One of our held for sale assets was sold prior to December 31, 2014 and on March 5, 2015, we finalized the sale of one of the four remaining held for sale assets.  We are actively marketing the remaining three assets.  The estimated proceeds from the remaining three assets held for sale are an integral part to our compliance with our minimum liquidity requirements.  Additionally, to generate additional liquidity, we could sell unencumbered vessels in our fleet and defer capital expenditures and dry docking costs that are not required until 2016.

We are also currently in discussions with our creditors to refinance certain unencumbered assets for approximately $12.0 million, and we believe this will be executed by the end of the second quarter of 2015. In addition to this amendment, we are also in the process of obtaining bank financing for approximately $6.9 million which will go towards the construction and renovation of our future corporate office in New Orleans.  We anticipate closing this financing by the end of the second quarter of 2015. In addition to the $6.9 million in bank financing, we have received approximately $4.6 million in incentives from the State of Louisiana and expect to receive another $0.6 million of incentives during 2015 which will offset part of the cost of constructing the new corporate office.  The remaining cost of approximately $6.9 million to complete the construction of the building will be funded by cash on hand.  If we are unsuccessful in refinancing certain unencumbered assets, we could re-market our requests with other interested parties, seek loan refinancing to further monetize asset values on other vessels, or attempt to access the equity markets under our current open shelf registration. The timing and success of our financing activities cannot be assured.

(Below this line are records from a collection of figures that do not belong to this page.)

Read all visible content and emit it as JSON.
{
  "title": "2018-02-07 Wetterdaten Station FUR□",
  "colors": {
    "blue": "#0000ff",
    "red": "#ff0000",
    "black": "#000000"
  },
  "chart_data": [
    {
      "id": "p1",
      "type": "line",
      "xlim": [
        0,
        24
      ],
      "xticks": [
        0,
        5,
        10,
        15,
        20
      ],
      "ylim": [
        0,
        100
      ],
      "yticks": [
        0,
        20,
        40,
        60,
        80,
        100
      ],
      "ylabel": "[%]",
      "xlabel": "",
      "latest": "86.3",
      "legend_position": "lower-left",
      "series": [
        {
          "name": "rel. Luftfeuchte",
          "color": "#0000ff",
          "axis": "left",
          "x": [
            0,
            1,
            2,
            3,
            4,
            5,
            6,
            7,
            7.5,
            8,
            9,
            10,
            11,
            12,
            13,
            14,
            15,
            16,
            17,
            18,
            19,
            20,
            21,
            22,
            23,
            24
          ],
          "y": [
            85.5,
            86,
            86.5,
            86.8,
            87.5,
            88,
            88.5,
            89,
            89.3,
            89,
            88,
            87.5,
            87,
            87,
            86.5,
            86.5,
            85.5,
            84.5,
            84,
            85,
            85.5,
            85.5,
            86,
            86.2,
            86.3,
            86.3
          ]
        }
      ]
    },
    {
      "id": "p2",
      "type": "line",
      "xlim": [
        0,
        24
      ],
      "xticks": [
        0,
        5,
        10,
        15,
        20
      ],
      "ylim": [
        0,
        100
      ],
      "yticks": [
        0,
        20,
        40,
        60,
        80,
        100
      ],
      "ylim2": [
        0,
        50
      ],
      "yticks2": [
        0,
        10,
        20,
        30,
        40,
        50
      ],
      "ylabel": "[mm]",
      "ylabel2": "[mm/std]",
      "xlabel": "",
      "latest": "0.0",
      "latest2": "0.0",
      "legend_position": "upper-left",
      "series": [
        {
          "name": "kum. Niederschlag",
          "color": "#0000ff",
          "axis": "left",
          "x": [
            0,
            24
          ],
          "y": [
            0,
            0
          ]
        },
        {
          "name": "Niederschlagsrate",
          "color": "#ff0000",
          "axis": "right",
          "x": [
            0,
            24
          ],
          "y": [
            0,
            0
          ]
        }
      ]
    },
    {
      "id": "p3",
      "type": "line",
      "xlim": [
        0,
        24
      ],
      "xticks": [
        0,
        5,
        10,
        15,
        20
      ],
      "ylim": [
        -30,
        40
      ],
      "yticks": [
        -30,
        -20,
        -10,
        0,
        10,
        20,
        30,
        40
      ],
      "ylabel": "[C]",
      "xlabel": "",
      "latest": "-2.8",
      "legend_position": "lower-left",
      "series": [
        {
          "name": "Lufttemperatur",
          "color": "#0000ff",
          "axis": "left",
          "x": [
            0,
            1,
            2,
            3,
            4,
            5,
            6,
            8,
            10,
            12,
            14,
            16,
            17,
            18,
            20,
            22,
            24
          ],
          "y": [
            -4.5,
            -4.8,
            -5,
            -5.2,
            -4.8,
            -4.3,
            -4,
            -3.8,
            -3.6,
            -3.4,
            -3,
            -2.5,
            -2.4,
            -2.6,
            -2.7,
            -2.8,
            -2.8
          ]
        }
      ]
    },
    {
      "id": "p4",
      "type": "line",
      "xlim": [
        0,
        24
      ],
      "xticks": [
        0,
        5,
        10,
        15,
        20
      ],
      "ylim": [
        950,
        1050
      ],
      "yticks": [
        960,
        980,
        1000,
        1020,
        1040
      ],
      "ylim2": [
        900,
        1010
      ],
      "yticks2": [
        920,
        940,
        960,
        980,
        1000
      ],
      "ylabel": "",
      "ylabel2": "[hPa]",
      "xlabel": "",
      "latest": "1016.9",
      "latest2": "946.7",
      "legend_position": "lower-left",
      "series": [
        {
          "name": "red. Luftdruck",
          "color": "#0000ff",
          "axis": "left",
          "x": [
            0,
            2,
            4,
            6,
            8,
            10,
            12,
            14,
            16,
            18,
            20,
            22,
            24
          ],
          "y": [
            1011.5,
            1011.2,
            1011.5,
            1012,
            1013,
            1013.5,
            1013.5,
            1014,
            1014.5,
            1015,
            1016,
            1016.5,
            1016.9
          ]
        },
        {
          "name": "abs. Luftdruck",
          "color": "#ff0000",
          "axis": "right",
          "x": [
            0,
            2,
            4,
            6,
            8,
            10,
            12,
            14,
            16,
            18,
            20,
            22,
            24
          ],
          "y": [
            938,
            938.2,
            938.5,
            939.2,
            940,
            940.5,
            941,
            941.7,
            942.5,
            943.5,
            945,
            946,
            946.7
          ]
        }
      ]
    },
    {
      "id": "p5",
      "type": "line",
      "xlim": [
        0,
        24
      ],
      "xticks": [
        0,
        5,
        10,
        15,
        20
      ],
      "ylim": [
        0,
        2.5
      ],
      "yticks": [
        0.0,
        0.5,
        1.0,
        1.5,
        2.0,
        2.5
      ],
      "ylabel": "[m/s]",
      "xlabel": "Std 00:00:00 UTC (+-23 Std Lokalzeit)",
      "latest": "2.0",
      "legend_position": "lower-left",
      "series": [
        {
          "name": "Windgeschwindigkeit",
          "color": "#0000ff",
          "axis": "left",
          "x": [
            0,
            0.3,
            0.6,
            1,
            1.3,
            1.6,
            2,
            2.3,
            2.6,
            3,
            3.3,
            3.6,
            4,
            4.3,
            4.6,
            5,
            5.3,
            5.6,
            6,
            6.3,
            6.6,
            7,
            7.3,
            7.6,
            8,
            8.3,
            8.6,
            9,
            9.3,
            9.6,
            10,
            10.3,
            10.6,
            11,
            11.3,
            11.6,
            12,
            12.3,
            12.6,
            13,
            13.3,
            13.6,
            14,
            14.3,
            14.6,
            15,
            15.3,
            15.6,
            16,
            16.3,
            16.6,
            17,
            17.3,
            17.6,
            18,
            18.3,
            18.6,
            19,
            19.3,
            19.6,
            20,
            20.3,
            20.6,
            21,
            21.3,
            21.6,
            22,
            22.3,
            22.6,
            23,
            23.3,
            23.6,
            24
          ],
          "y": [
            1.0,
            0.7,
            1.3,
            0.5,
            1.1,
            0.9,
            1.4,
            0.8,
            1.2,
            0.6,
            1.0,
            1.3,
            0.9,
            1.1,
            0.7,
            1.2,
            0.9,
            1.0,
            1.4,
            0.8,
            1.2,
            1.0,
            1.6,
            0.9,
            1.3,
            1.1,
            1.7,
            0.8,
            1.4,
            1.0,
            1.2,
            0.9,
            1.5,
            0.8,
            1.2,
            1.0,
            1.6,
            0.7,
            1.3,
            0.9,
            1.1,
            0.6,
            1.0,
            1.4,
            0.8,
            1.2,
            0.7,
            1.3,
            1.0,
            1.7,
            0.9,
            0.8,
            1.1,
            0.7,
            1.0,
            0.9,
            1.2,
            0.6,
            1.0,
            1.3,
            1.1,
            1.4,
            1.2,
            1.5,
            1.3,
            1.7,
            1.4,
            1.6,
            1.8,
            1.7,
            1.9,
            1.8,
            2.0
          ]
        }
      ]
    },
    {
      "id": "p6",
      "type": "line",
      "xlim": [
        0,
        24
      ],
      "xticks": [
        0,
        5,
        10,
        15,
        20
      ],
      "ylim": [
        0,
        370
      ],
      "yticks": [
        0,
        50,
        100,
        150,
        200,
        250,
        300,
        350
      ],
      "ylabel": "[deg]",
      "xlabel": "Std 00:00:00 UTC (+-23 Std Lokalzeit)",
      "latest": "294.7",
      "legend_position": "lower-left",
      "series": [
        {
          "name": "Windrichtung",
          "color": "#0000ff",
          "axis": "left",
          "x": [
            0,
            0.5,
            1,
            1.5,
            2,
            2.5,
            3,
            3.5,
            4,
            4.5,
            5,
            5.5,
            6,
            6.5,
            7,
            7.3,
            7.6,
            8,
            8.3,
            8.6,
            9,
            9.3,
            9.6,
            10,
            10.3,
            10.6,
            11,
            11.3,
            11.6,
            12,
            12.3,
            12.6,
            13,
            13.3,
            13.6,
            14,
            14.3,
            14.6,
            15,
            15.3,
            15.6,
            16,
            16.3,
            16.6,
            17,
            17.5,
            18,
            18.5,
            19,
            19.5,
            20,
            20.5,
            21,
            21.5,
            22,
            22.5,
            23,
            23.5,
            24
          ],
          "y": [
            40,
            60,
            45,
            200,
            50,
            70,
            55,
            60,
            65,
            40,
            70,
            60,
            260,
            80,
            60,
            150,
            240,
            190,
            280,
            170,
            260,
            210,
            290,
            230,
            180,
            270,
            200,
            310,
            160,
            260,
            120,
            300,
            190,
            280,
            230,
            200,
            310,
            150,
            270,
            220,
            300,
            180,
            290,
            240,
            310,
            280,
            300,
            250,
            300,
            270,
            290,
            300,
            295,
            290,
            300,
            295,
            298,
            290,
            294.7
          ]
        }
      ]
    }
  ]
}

Failure to execute our plan could impact our ability to be in compliance with our quarterly debt covenants in 2015 and could cause us to suffer an event of default, which could, among other things, accelerate our obligations under any such agreement or preclude us from making future borrowings.  Moreover, because our debt obligations are represented by separate agreements with different lenders, in some cases any breach of these covenants or any other default under one agreement may create an event of default under other agreements, resulting in the acceleration of our obligation to pay principal, interest and potential penalties under such other agreements (even though we may otherwise be in compliance with all of our obligations under those agreements).  An event of default under a single agreement , including one that is technical in nature or otherwise not material, could result in the acceleration of our debt obligations under multiple lending agreements.  The acceleration of any or all amounts due under our debt agreements or the loss of the ability to borrow under our revolving credit facility or other debt agreements could have a material adverse effect on our business, financial condition, results of operations and cash flows.  In the event of non-compliance with our debt covenants, we would seek to amend the covenants, obtain waivers from each of our lenders in order to cure any instances of non-compliance, or sell vessels that are currently unencumbered by debt or that serve as collateral against our outstanding debt obligations.  The disposition of one or more of these vessels would provide us with additional liquidity and capital resources that could be used to pay down the balances owed under our current debt obligations.